Sir, I welcome Ann Widdecombe's views on the depravity of bear-baiting in order to serve the vanities of the British Army Guards (Opinion, July 30). In the humanised world, of
course, hats are not worth killing for. Yes, animal rights move different people differently, and there are even those who think that animals simply have no right to be, but there
is no sanity in making life difficult on purpose for the Canadian brown bear, especially for Guards hats that look absurd in the first place, and which can easily be replaced by
faux versions (thanks to the visionary Stella McCartney) with no death involved.

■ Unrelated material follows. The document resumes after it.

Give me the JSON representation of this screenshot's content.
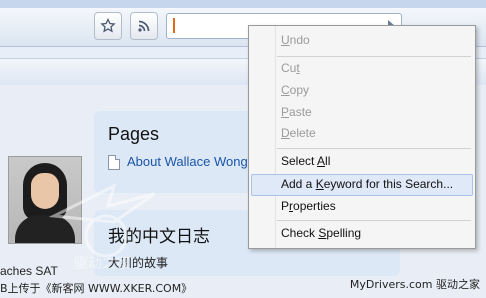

It is difficult not to look to the Queen herself — after all, they are her Guards, and she must surely be aware of the horrific process utilised to supply real bearskins for her Guards. The mere sight of each bearskin hat must surely jab at
the Queen's heart. Protection of animals makes for a responsible life. The world is speeding up, and in order to assist humankind to advance we all strive in many ways to be a better "we".
The brain speculates, but the heart knows, and there is no clever distinction in trapping and skinning bears for petty considerations based on vanity. Concern for all beings — human
or animal — is a kindness and a goodness that springs from somewhere much deeper than Royal duty, and like it or not, the Guards wearing real fur reflects the human spirit at its lowest.